The AMS received nearly 150 reports this morning of a bright fiery object traveling from the east to the west over southern Wyoming and northern Colorado.
Many of the witnesses reported a slow moving object with a long duration spanning 20 seconds. This is an atypical meteor event because most fireball meteors last only 3-5 seconds. Slower moving, longer lasting fireballs are generally associated with satellites or other types of man-made space debris re-entering the atmosphere. However, there are exceptions and Earth grazing fireballs can appear to move slower and be visible for longer periods of time. The estimated 3D trajectory computed from the witness reports shows an extremely shallow entry angle, one that could be associated with an Earth grazing fireball.
Additionally the re-entry of space debris tends to span a longer distance. Two space debris reentry events over Colorado last year covered over a 1,000 mile ground track, where as the event this morning appears to have only span a distance of 150 miles.
We are investigating further, but as of now it is not certain if this event was a fireball meteor or space trash.
If you witnessed this event, please fill out an official fireball report.
Below is the heat map of the witness reports:
Chris Peterson of Cloudbait Observatory operates an all sky camera network in Colorado and caught the fireball on one of his cameras.

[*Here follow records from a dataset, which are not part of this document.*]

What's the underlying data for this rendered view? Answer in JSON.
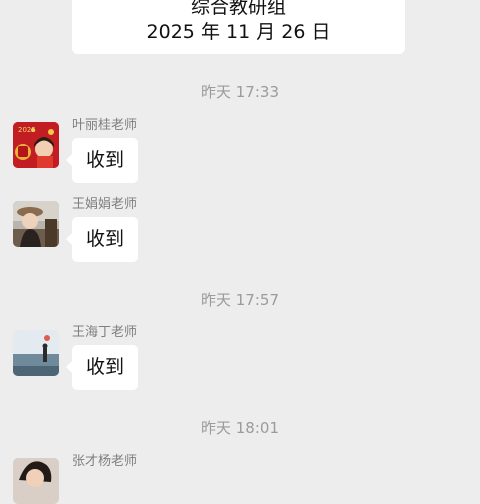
{
  "header_card": {
    "line1": "综合教研组",
    "line2": "2025 年 11 月 26 日"
  },
  "timestamps": [
    "昨天 17:33",
    "昨天 17:57",
    "昨天 18:01"
  ],
  "messages": [
    {
      "sender": "叶丽桂老师",
      "text": "收到",
      "avatar_label": "2025"
    },
    {
      "sender": "王娟娟老师",
      "text": "收到"
    },
    {
      "sender": "王海丁老师",
      "text": "收到"
    },
    {
      "sender": "张才杨老师"
    }
  ],
  "colors": {
    "background": "#ededed",
    "bubble": "#ffffff",
    "timestamp_text": "#9b9b9b",
    "sender_text": "#7f7f7f"
  }
}
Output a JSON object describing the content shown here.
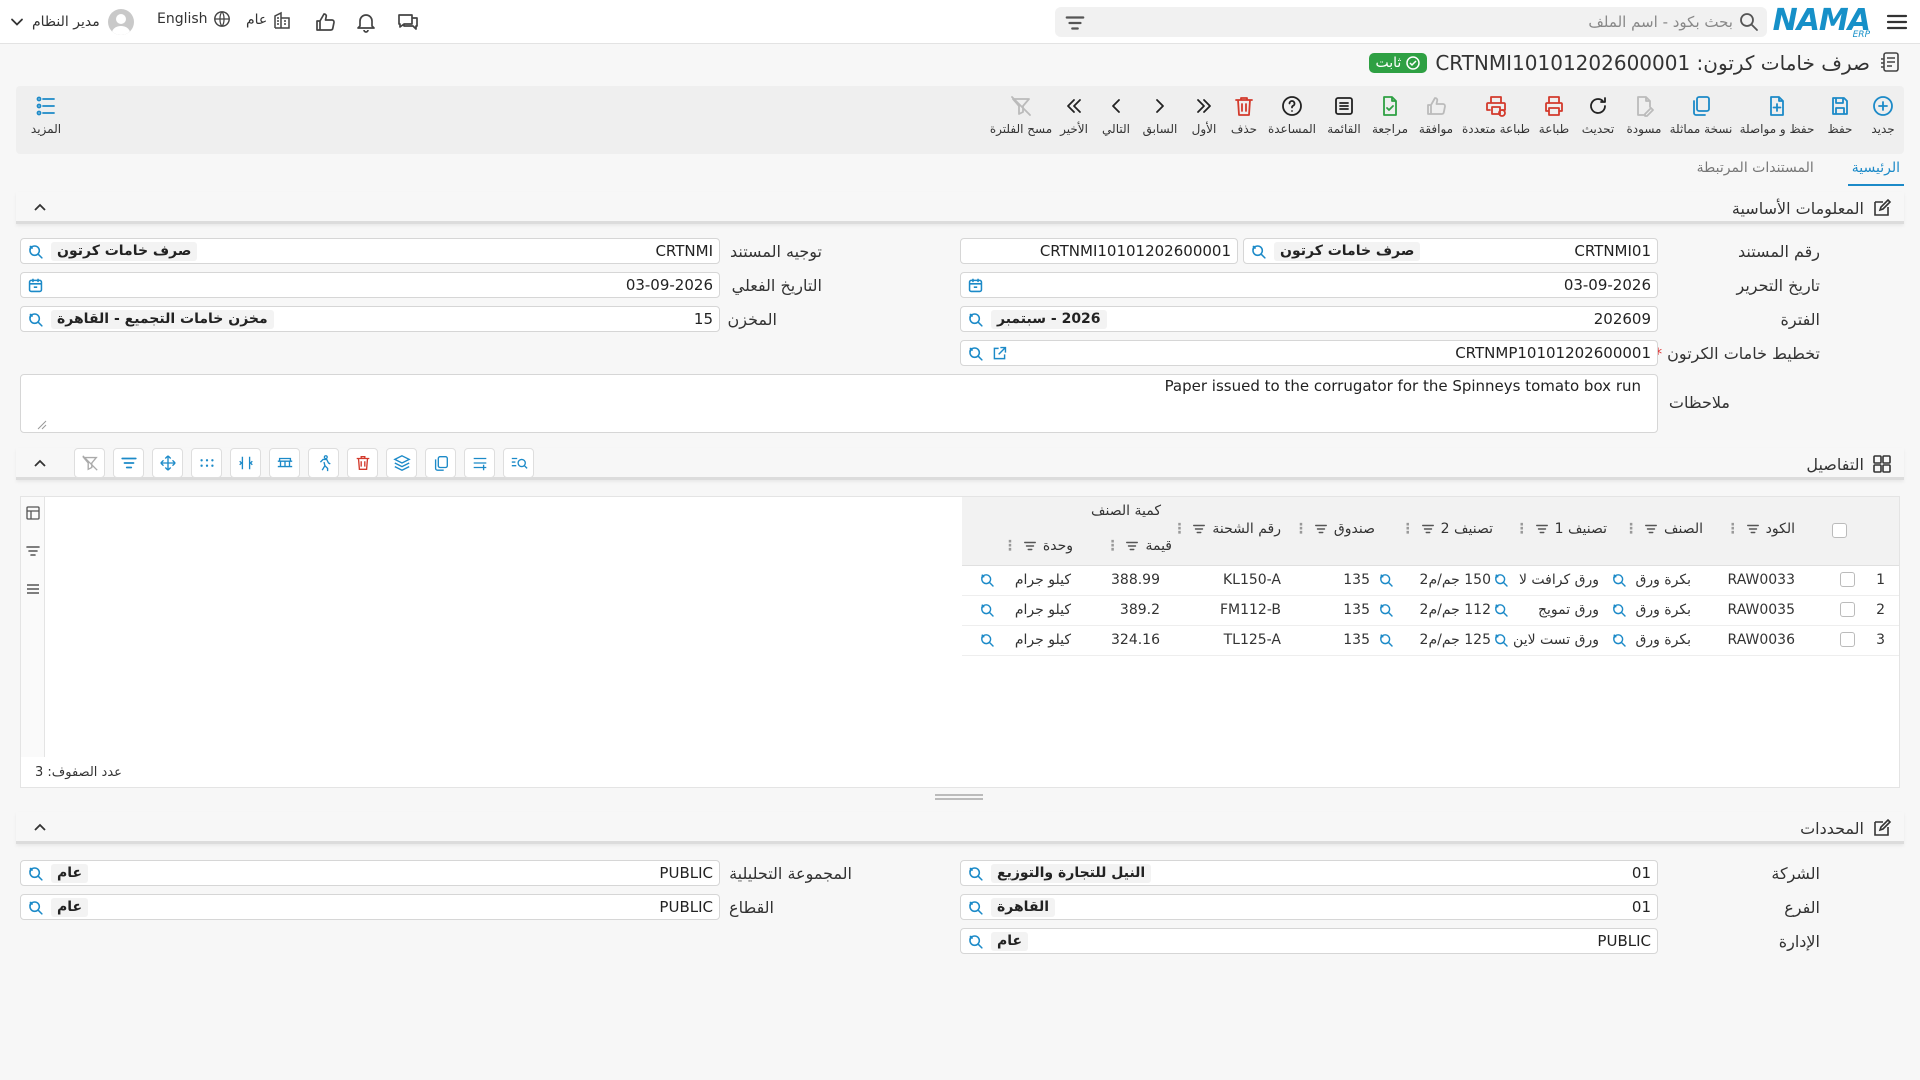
{
  "header": {
    "search_placeholder": "بحث بكود - اسم الملف",
    "brand": "NAMA",
    "brand_sub": "ERP",
    "user": "مدير النظام",
    "language": "English",
    "org": "عام"
  },
  "document": {
    "title": "صرف خامات كرتون: CRTNMI10101202600001",
    "status": "ثابت"
  },
  "toolbar": {
    "new": "جديد",
    "save": "حفظ",
    "save_continue": "حفظ و مواصلة",
    "clone": "نسخة مماثلة",
    "draft": "مسودة",
    "refresh": "تحديث",
    "print": "طباعة",
    "multi_print": "طباعة متعددة",
    "approve": "موافقة",
    "review": "مراجعة",
    "list": "القائمة",
    "help": "المساعدة",
    "delete": "حذف",
    "first": "الأول",
    "prev": "السابق",
    "next": "التالي",
    "last": "الأخير",
    "clear_filter": "مسح الفلترة",
    "more": "المزيد"
  },
  "tabs": {
    "main": "الرئيسية",
    "related": "المستندات المرتبطة"
  },
  "basic": {
    "section_title": "المعلومات الأساسية",
    "doc_no_label": "رقم المستند",
    "doc_type_code": "CRTNMI01",
    "doc_type_name": "صرف خامات كرتون",
    "doc_no": "CRTNMI10101202600001",
    "edit_date_label": "تاريخ التحرير",
    "edit_date": "03-09-2026",
    "period_label": "الفترة",
    "period_code": "202609",
    "period_name": "2026 - سبتمبر",
    "plan_label": "تخطيط خامات الكرتون",
    "plan_required": "*",
    "plan_value": "CRTNMP10101202600001",
    "notes_label": "ملاحظات",
    "notes": "Paper issued to the corrugator for the Spinneys tomato box run",
    "direction_label": "توجيه المستند",
    "direction_code": "CRTNMI",
    "direction_name": "صرف خامات كرتون",
    "actual_date_label": "التاريخ الفعلي",
    "actual_date": "03-09-2026",
    "warehouse_label": "المخزن",
    "warehouse_code": "15",
    "warehouse_name": "مخزن خامات التجميع - القاهرة"
  },
  "details": {
    "section_title": "التفاصيل",
    "columns": {
      "code": "الكود",
      "item": "الصنف",
      "class1": "تصنيف 1",
      "class2": "تصنيف 2",
      "box": "صندوق",
      "lot": "رقم الشحنة",
      "qty_group": "كمية الصنف",
      "value": "قيمة",
      "unit": "وحدة"
    },
    "rows": [
      {
        "n": "1",
        "code": "RAW0033",
        "item": "بكرة ورق",
        "class1": "ورق كرافت لا",
        "class2": "150 جم/م2",
        "box": "135",
        "lot": "KL150-A",
        "value": "388.99",
        "unit": "كيلو جرام"
      },
      {
        "n": "2",
        "code": "RAW0035",
        "item": "بكرة ورق",
        "class1": "ورق تمويج",
        "class2": "112 جم/م2",
        "box": "135",
        "lot": "FM112-B",
        "value": "389.2",
        "unit": "كيلو جرام"
      },
      {
        "n": "3",
        "code": "RAW0036",
        "item": "بكرة ورق",
        "class1": "ورق تست لاين",
        "class2": "125 جم/م2",
        "box": "135",
        "lot": "TL125-A",
        "value": "324.16",
        "unit": "كيلو جرام"
      }
    ],
    "row_count": "عدد الصفوف: 3"
  },
  "dimensions": {
    "section_title": "المحددات",
    "company_label": "الشركة",
    "company_code": "01",
    "company_name": "النيل للتجارة والتوزيع",
    "branch_label": "الفرع",
    "branch_code": "01",
    "branch_name": "القاهرة",
    "dept_label": "الإدارة",
    "dept_code": "PUBLIC",
    "dept_name": "عام",
    "analytic_label": "المجموعة التحليلية",
    "analytic_code": "PUBLIC",
    "analytic_name": "عام",
    "sector_label": "القطاع",
    "sector_code": "PUBLIC",
    "sector_name": "عام"
  },
  "colors": {
    "accent": "#1c8ac8",
    "status": "#2ea043",
    "danger": "#d33a2c"
  }
}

This is what Chris had to say about the event:
Space junk can’t be excluded, but I agree it appears more like a natural meteor. I might estimate the ground path at about 300 miles, but that’s just an educated guess using the single camera. If so, that places the velocity in the 30-40 km/s range, which is very typical for a meteor, but excludes a reentry. It’s not exceptionally bright, so I’d suggest it was at high altitude and had only a very shallow descent angle.